ListenBrainz provides a number of interesting opportunities for generating RSS feeds (a short list of user-requested feeds is in MBS-941 and linked tickets - but do not limit yourself to these). For example: New releases by an artist, new releases in genre, all new releases, user-specific new releases from Fresh Releases 'for you' function. The complexity of our data allows for complex feed options - as well as new releases by date we may want to offer feeds of new additions (regardless of release date). You may need to communicate with the community, as well as potential third-party developers, to find what the most useful and requested types of feeds are. Some potential feeds rely on primarily MusicBrainz data, so there may be project cross-over that you will be expected to plan and manage.

The RSS feeds will have to dynamically generated and served using a Flask endpoint so that in appropriate cases, each user get a customized feed based on their preferences and listening history.

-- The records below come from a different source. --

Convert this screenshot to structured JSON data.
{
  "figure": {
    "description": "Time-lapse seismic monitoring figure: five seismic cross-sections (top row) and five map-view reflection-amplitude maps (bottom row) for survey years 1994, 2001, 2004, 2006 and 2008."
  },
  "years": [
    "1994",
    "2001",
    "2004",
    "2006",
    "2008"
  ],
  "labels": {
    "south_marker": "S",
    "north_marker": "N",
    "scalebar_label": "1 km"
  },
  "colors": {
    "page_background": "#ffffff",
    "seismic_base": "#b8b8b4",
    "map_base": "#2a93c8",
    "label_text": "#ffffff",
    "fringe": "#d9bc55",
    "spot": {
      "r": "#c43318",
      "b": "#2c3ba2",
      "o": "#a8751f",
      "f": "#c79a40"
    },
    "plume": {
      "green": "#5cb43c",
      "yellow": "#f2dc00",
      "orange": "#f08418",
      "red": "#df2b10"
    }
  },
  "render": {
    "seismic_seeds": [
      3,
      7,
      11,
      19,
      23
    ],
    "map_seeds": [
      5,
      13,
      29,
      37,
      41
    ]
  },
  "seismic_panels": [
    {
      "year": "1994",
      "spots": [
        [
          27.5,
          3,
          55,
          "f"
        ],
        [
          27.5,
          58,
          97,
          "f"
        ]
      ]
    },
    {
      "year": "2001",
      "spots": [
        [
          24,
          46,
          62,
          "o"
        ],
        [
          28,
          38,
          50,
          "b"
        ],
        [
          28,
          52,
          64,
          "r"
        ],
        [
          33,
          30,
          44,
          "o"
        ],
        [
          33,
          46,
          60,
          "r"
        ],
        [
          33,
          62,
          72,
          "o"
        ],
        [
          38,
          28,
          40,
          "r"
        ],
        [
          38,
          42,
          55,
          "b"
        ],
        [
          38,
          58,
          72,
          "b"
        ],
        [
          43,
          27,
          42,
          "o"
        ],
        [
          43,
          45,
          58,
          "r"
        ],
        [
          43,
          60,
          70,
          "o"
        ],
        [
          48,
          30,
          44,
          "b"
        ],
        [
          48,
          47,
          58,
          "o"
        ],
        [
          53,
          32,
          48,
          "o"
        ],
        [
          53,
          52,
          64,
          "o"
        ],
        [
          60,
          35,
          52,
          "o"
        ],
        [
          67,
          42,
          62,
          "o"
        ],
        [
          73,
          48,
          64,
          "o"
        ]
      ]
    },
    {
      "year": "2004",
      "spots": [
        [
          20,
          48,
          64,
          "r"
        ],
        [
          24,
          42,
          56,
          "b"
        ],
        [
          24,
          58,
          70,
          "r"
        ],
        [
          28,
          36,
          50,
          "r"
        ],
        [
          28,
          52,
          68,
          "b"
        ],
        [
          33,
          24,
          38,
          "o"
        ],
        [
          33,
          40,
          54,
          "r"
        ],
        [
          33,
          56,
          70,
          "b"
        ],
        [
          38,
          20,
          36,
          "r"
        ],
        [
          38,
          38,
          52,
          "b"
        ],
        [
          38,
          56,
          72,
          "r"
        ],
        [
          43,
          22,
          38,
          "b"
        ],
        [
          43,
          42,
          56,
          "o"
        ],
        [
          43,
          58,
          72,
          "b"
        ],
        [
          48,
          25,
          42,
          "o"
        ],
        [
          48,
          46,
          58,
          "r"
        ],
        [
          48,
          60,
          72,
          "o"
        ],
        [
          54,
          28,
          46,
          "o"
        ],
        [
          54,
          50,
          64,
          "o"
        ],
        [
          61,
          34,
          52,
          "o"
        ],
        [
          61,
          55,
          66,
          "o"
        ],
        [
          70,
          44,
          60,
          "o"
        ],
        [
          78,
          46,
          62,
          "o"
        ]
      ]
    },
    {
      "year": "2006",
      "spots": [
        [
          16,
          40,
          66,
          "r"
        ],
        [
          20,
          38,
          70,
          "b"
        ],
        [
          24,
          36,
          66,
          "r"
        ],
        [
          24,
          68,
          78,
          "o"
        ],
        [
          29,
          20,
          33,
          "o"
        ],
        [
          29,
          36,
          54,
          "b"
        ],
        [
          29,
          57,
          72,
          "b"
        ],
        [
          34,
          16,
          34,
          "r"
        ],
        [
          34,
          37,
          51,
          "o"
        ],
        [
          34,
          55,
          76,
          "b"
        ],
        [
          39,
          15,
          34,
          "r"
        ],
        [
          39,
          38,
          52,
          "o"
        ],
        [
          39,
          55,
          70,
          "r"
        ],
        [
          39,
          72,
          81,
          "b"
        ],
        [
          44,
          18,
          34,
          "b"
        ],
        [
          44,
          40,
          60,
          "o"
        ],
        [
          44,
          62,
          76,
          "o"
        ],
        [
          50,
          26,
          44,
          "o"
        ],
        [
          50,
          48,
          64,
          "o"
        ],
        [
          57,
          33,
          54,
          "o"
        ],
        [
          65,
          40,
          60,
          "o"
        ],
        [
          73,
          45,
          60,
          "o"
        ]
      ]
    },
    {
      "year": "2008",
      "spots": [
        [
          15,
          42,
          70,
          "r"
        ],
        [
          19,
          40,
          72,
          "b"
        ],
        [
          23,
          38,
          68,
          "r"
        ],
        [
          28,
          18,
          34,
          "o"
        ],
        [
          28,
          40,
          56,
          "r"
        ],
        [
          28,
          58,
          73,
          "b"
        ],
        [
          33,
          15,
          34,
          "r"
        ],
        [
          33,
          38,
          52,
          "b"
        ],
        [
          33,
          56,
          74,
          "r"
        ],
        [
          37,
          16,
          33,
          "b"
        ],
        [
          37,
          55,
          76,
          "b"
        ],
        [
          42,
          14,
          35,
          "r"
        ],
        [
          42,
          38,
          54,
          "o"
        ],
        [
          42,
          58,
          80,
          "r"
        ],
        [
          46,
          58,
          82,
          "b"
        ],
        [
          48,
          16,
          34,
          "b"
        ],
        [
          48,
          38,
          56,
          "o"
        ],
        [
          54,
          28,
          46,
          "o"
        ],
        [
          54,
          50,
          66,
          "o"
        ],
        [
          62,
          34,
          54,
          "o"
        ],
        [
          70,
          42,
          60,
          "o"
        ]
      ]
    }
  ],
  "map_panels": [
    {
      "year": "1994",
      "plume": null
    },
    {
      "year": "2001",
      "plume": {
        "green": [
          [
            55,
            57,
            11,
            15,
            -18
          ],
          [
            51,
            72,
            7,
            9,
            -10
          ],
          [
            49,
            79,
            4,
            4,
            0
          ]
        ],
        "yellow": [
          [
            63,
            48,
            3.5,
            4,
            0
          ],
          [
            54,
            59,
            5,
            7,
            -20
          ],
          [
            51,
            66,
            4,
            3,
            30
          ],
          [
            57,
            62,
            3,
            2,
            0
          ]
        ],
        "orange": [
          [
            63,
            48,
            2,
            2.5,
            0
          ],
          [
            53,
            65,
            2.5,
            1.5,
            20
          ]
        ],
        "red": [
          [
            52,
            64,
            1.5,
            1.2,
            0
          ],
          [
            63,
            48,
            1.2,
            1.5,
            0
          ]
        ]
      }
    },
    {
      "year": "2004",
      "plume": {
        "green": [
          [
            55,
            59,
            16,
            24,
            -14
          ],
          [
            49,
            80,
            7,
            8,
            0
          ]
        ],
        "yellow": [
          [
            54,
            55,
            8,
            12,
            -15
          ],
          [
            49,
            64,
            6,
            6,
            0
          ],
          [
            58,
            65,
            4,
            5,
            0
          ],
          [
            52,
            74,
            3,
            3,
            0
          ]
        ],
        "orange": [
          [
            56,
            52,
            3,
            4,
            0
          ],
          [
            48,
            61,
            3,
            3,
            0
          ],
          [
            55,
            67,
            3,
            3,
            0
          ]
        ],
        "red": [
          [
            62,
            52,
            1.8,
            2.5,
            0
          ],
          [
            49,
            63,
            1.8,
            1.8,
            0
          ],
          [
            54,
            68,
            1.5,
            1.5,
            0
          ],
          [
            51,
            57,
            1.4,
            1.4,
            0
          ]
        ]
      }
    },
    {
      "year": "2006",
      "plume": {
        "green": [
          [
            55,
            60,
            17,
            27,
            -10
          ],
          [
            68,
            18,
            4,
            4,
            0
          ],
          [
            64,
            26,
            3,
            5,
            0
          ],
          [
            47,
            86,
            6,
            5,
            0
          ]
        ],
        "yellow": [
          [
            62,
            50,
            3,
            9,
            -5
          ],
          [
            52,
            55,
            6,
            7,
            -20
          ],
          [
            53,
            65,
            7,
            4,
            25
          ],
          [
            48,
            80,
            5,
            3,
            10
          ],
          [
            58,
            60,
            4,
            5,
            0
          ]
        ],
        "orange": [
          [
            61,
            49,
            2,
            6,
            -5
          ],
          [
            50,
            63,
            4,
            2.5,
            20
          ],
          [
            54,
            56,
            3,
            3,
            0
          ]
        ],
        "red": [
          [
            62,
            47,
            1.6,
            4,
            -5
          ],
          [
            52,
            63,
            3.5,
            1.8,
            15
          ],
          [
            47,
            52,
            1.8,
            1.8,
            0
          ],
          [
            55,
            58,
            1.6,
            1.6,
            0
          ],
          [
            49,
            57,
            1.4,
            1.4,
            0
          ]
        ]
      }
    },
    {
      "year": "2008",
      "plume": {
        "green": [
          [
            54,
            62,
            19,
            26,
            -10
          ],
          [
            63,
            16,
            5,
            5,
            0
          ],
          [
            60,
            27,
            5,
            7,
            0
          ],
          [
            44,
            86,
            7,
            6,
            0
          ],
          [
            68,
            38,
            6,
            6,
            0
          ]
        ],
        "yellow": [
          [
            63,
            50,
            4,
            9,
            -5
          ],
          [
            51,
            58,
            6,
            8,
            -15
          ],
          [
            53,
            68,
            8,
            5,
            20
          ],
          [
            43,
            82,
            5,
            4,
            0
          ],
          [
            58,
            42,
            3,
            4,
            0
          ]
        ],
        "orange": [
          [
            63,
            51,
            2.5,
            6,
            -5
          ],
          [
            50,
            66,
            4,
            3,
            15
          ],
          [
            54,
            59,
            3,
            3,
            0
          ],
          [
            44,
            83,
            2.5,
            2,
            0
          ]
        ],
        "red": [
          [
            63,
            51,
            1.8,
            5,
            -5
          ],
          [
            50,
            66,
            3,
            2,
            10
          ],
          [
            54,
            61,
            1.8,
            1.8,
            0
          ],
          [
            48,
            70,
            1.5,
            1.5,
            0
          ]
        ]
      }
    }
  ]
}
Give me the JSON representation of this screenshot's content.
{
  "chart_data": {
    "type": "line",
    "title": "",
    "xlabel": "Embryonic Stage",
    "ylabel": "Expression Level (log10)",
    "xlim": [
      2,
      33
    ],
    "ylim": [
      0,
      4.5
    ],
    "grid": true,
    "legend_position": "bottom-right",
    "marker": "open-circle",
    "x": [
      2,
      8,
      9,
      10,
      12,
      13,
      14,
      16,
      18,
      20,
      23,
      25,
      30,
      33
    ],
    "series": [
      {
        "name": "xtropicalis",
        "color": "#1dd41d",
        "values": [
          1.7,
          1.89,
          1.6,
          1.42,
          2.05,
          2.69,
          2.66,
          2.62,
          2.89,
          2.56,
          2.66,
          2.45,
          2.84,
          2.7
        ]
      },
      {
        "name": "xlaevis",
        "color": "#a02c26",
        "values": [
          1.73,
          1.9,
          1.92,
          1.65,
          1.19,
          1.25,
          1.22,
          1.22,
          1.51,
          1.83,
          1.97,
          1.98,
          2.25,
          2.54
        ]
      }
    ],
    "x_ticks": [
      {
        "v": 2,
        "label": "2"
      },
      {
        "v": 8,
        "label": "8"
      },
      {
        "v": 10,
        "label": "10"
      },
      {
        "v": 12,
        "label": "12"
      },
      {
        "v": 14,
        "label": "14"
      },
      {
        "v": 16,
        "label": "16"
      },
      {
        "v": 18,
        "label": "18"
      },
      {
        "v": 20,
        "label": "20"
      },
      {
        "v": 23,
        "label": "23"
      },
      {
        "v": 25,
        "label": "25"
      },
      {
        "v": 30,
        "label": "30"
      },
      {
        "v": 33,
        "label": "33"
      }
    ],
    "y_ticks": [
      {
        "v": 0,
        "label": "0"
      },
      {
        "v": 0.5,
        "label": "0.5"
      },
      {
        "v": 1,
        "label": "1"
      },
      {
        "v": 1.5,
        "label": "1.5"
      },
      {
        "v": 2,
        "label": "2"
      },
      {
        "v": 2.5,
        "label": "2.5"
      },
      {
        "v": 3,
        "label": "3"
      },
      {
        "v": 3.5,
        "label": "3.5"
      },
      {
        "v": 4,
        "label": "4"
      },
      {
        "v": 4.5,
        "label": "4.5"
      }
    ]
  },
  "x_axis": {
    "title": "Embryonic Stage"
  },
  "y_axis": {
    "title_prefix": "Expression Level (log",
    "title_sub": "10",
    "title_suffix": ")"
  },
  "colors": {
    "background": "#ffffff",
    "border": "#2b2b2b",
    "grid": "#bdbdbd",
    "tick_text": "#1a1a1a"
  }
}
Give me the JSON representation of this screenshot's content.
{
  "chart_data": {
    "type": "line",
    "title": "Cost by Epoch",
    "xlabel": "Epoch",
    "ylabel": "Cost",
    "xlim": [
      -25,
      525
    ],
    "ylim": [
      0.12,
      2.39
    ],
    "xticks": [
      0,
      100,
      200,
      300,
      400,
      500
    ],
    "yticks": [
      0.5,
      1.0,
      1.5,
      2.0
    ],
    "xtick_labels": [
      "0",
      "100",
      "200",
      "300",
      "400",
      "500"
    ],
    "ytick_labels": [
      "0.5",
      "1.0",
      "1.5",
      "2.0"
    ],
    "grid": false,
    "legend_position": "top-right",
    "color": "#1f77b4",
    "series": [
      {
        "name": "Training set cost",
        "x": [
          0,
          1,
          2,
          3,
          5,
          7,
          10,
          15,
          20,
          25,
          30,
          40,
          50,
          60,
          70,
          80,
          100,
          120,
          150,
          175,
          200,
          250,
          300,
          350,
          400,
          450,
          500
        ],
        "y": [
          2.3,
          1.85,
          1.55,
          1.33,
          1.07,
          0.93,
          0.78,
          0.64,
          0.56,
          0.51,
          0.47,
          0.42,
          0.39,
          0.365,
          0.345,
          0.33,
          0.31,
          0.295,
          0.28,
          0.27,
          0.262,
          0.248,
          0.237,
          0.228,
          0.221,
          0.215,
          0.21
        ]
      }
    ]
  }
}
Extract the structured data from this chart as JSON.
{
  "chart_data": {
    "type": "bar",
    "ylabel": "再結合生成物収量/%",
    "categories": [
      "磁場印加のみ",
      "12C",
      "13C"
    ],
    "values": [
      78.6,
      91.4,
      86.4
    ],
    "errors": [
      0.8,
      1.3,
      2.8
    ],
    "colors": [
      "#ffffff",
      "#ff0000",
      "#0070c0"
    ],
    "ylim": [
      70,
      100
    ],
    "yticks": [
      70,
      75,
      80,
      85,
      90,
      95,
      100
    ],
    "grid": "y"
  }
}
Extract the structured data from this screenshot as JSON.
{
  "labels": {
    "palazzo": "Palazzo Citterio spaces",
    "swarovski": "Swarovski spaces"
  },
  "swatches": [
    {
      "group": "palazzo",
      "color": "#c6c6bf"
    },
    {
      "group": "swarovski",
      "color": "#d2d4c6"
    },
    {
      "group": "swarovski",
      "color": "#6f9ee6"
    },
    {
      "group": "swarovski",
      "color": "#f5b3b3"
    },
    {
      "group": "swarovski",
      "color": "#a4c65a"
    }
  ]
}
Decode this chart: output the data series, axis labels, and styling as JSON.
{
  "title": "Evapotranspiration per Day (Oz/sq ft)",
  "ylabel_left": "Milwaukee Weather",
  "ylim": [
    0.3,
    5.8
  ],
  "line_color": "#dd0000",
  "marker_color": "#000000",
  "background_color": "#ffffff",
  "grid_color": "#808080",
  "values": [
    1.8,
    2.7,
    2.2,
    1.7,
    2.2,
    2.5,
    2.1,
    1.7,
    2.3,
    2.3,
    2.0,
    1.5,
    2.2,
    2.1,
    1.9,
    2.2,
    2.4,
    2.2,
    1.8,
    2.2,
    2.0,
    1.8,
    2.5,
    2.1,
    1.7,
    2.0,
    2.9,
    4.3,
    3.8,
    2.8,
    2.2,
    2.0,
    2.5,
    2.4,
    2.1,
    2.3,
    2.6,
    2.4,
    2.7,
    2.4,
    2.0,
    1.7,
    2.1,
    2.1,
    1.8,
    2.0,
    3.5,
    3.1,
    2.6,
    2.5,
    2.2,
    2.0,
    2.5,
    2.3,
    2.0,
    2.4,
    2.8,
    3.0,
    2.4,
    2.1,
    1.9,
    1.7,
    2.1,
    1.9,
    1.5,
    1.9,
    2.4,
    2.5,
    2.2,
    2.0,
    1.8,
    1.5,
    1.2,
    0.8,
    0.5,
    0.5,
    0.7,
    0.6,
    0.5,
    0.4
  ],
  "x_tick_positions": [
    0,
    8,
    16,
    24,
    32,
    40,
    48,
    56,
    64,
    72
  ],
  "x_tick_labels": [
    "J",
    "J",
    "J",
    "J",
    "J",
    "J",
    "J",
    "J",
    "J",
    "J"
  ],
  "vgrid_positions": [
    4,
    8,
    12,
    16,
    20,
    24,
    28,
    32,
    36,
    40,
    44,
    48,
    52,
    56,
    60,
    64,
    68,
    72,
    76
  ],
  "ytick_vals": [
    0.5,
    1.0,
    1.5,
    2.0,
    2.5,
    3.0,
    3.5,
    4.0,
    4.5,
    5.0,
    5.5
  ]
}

Also, RSS feeds/readers do not provide a method of authentication which will need to be figured in case some feed serves such data.

Dashboard Page in ListenBrainz Android/iOS App for all users

Proposed mentors: akshaaatt Languages/skills: Kotlin, Android development, JetPack Compose, Retrofit / Swift, SwiftUI, Alamofire, iOS Development Estimated Project Length: 350 hours Difficulty: Medium Expected outcomes: A finished app feature that gives the user the ability to view your dashboard as well as that of other users
Short Description: Add a dashboard page to our mobile apps.
Full Description:

This project aims to seamlessly integrate all functionalities of the ListenBrainz website's Dashboard into the ListenBrainz application. This integration will be achieved through a combination of web view components for certain features and native development for others, depending on the specific requirements of each functionality.

The primary objective is to enable users not only to view their own dashboard within the app but also to explore the dashboards of other users. This exploration can be initiated in various ways, including through a search function or by selecting a user from their feed, leading to a more connected and interactive user experience.

A crucial aspect of this project is to maintain design consistency with the ListenBrainz website. The mobile app's UI/UX should align with the design elements and user experience guidelines provided in the Figma files shared by the design team.

By completing this project, the ListenBrainz app will offer a comprehensive profile/dashboard feature for users, mirroring the website's functionality. This includes displaying detailed music listening statistics, recent listens, top artists, and more, all within a user-friendly and engaging mobile interface.

BrainzPlayer Revamp in the ListenBrainz Android App

Proposed mentors: akshaaatt Languages/skills: Kotlin, Android development, JetPack Compose, ExoPlayer
Estimated Project Length: 350 hours
Difficulty: Medium
Expected Outcomes: Improve user interface and functionality, address bugs and ensure app stability.
Short Description: Refactor the BrainzPlayer in or android mobile app.
Full Description:

The ListenBrainz local player (BrainzPlayer) will undergo a UI/UX overhaul as per the Figma.

This redesign will modernize the player's appearance and interaction, aligning it with the latest design trends and user expectations. The overhaul is not just cosmetic; it will extend to the app's functionality, with particular attention to the integration of Spotify and YouTube players. This feature will allow users to seamlessly play music from Spotify and YouTube directly within the ListenBrainz app, enriching the user's music experience by aggregating their music playback through a single interface.

Additionally, the project will focus on refining the app's existing features and display mechanisms, ensuring that the music playback is not only smooth but also visually appealing and user-friendly.